- Kategori
- Gündelik Yaşam
Ölüm neden insana verildi?
alıntıdır
Enteresan bir konu gibi gelecek belki de başta. Ama hayatın ve insanın gerçeği aslında. Neden diye sorgularız ya hani bazen içimizden, işte o nedeni anlatır yazdıklarım ama yalan, ama gerçek neden olduğu net bilinmeden.
Allah’ın ölümü önce dağlara verdiği söylenir. Dağlar bu acıyı taşıyamaz yıkılır. Ardından nehirlere verir. Nehirler ağlamaktan tükenir, kurur. Daha sonra rüzgarlara verir. Rüzgar eser, eser tükenir. Hepsi bir olup; “Al bu acıyı biz dayanamıyoruz” der. Ve daha sonra ölüm Allah tarafından insana verilir.
İnsan acının ilk haliyle yanar, kavrulur. Ama bir yandan da civarında olan başka bir olaya gülüverir. O an anlaşılır ki, ölümü insandan başka hiç kimse, hiçbir varlık kaldıramaz.
işte böyle bilinir ölümün insana veriliş evresi.
Şöyle bir düşünün şimdi;
Neyi unutmadınız bugüne kadar? Hangi duruma alışmadınız? Hangi acınız sonsuza dek ilk aleviyle sürdü? Hangi durum karşısında yıllarca yas tuttunuz?
Olaylar karşısında verdiğiniz ilk tepki büyük oldu (ki bu normal), daha sonra alıştınız. Hayat bir şekilde devam ediyor demediniz mi?

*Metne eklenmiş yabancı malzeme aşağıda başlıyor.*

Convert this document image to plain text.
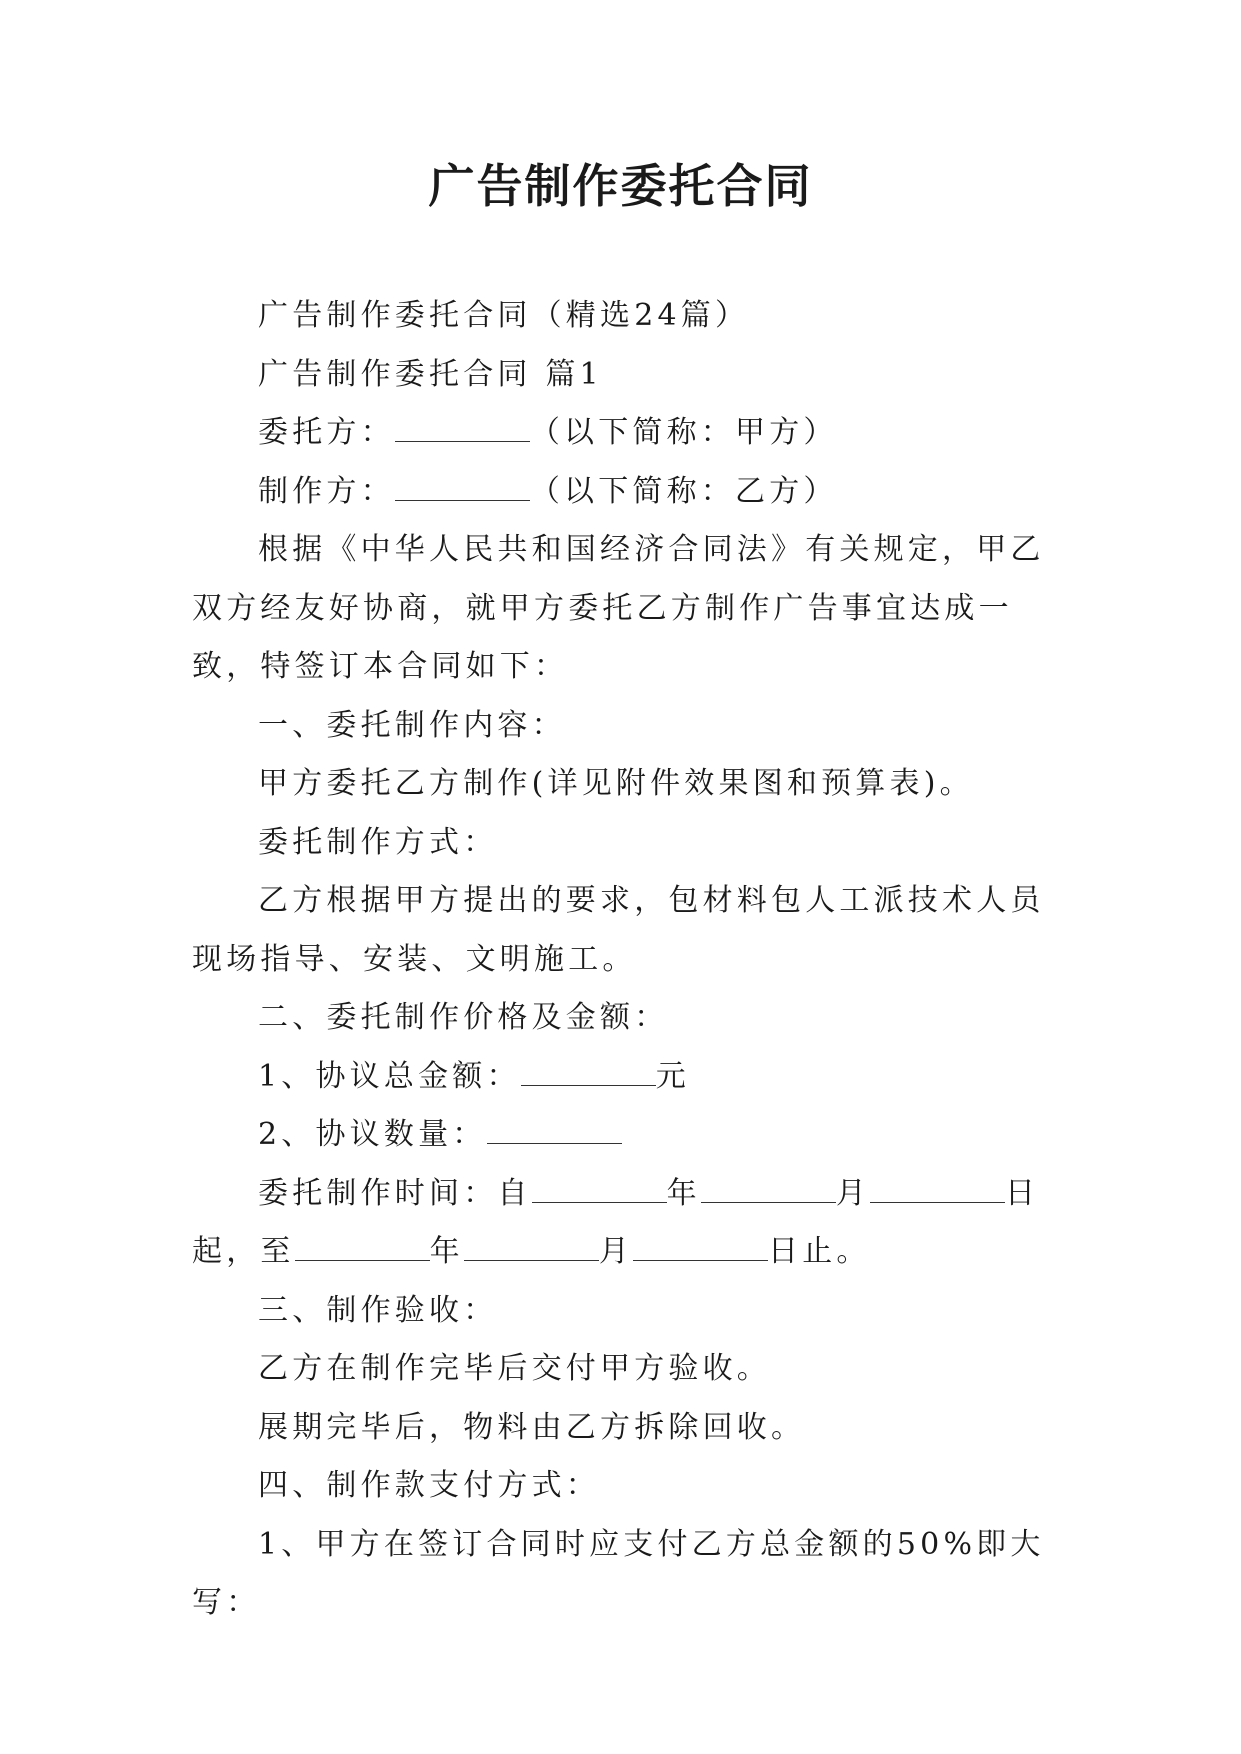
广告制作委托合同

广告制作委托合同（精选24篇）

广告制作委托合同 篇1

委托方：	（以下简称：甲方）

制作方：	（以下简称：乙方）

根据《中华人民共和国经济合同法》有关规定，甲乙双方经友好协商，就甲方委托乙方制作广告事宜达成一致，特签订本合同如下：

一、委托制作内容：

甲方委托乙方制作(详见附件效果图和预算表)。

委托制作方式：

乙方根据甲方提出的要求，包材料包人工派技术人员现场指导、安装、文明施工。

二、委托制作价格及金额：

1、协议总金额：	元

2、协议数量：

委托制作时间：自	年	月	日起，至	年	月	日止。

三、制作验收：

乙方在制作完毕后交付甲方验收。

展期完毕后，物料由乙方拆除回收。

四、制作款支付方式：

1、甲方在签订合同时应支付乙方总金额的50%即大写：
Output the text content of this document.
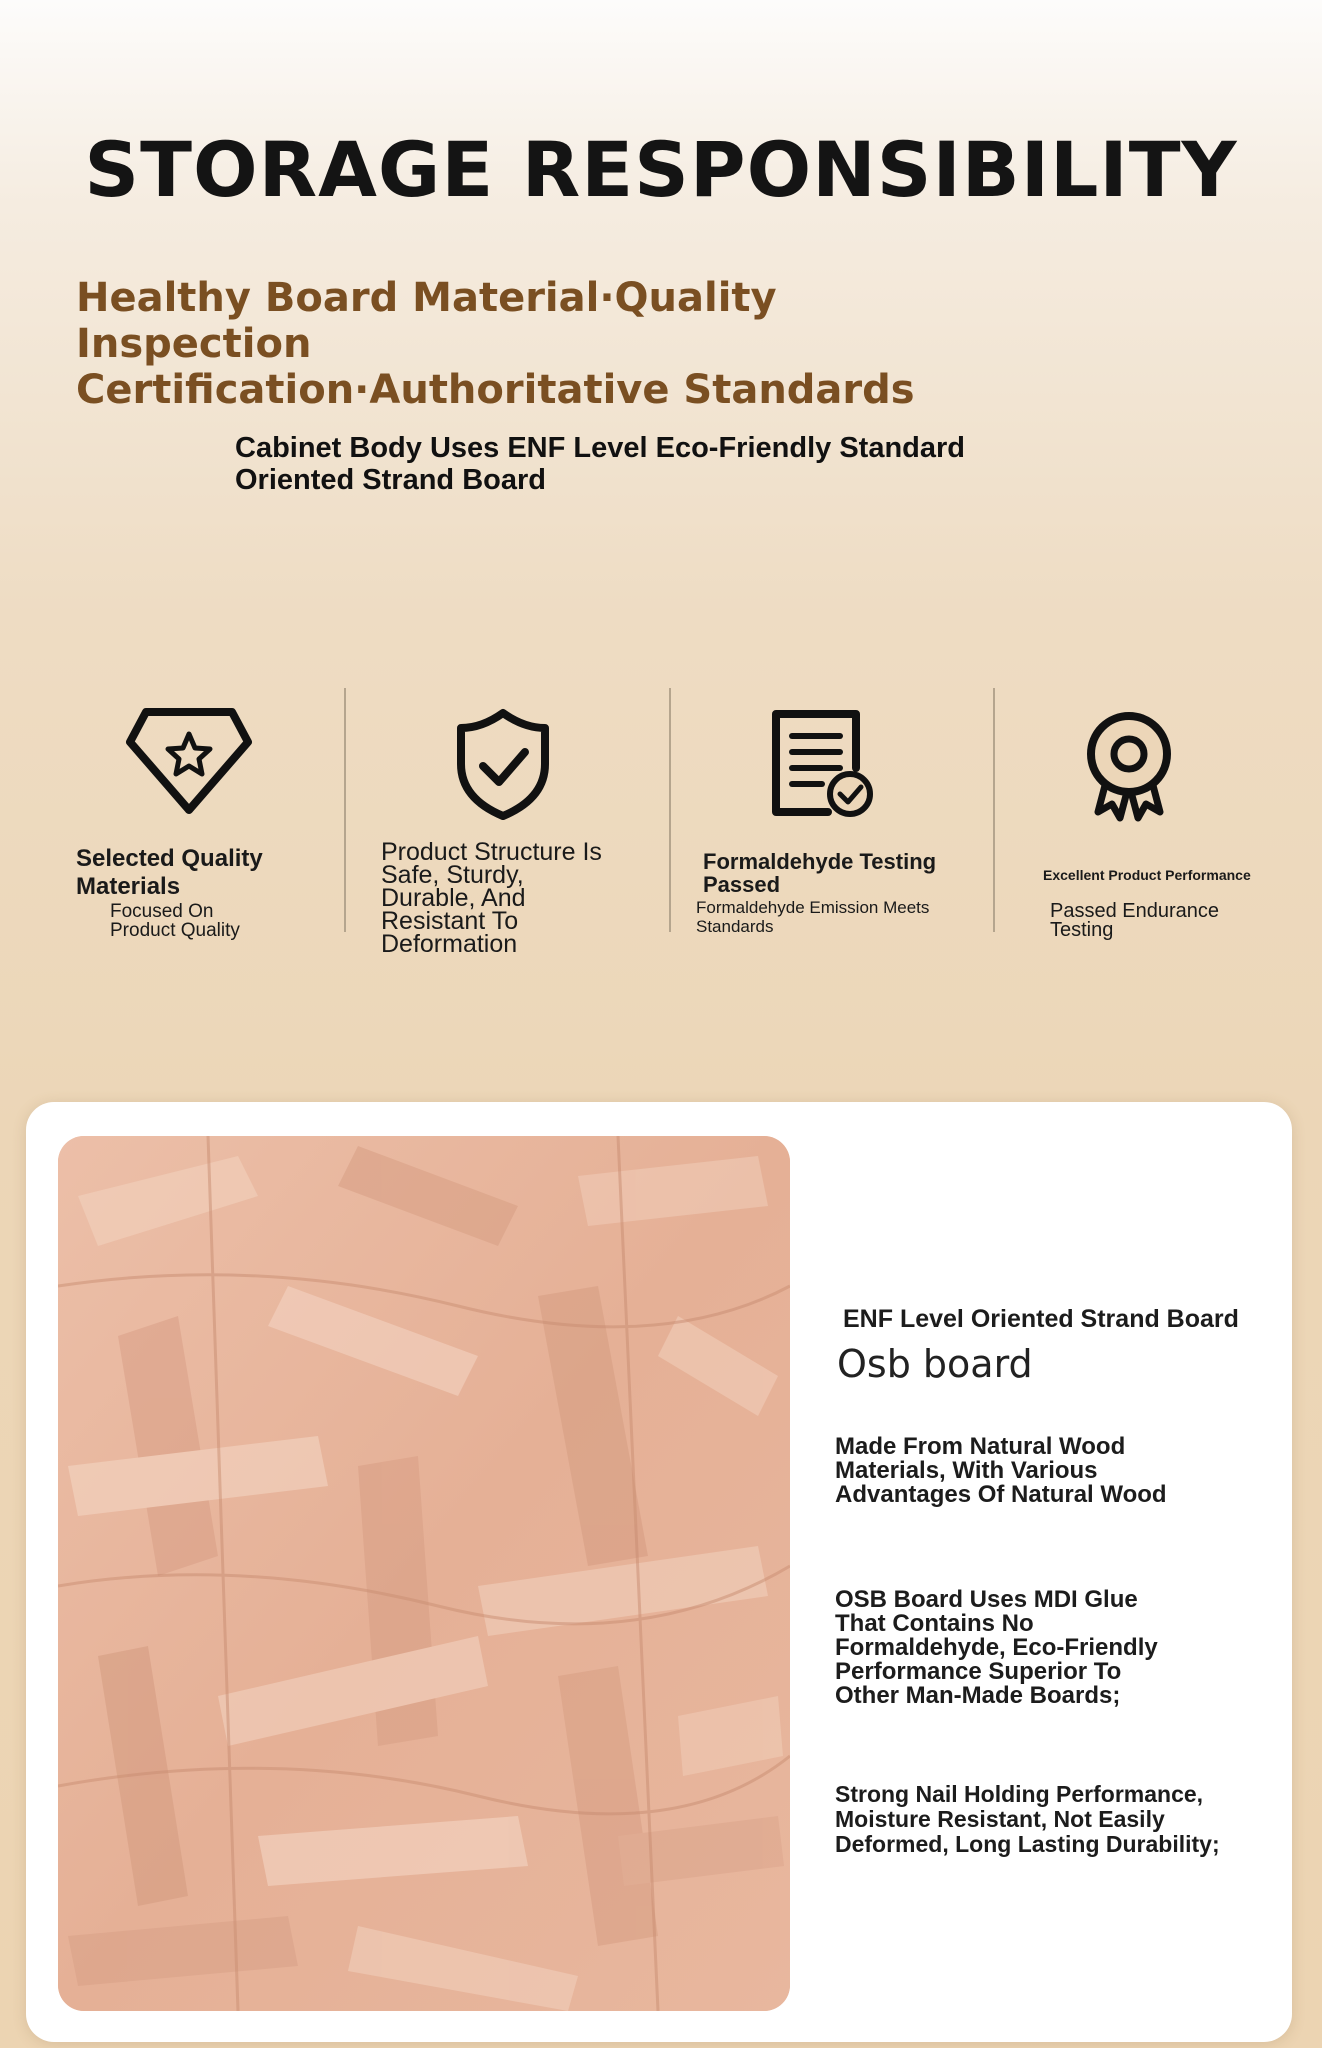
STORAGE RESPONSIBILITY
Healthy Board Material·Quality Inspection
Certification·Authoritative Standards
Cabinet Body Uses ENF Level Eco-Friendly Standard Oriented Strand Board
Selected Quality
Materials
Focused On
Product Quality
Product Structure Is
Safe, Sturdy,
Durable, And
Resistant To
Deformation
Formaldehyde Testing
Passed
Formaldehyde Emission Meets
Standards
Excellent Product Performance
Passed Endurance
Testing
ENF Level Oriented Strand Board
Osb board
Made From Natural Wood
Materials, With Various
Advantages Of Natural Wood
OSB Board Uses MDI Glue
That Contains No
Formaldehyde, Eco-Friendly
Performance Superior To
Other Man-Made Boards;
Strong Nail Holding Performance,
Moisture Resistant, Not Easily
Deformed, Long Lasting Durability;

Kendinizi telkin etmediniz mi?
Ve hayat gerçekten de bir şekilde devam etti değil mi?
Güneş doğdu, kış bitip yaz geldi, ağaçlar yeniden filizlendi.
Sular bir daha ısındı. Bahçeler çimlendi. Yani hayat yine devam etti.
İster insanoğlu arsız de, ister yüzsüz de;
Alışmak insana bahşedilmiş bir özellik işte.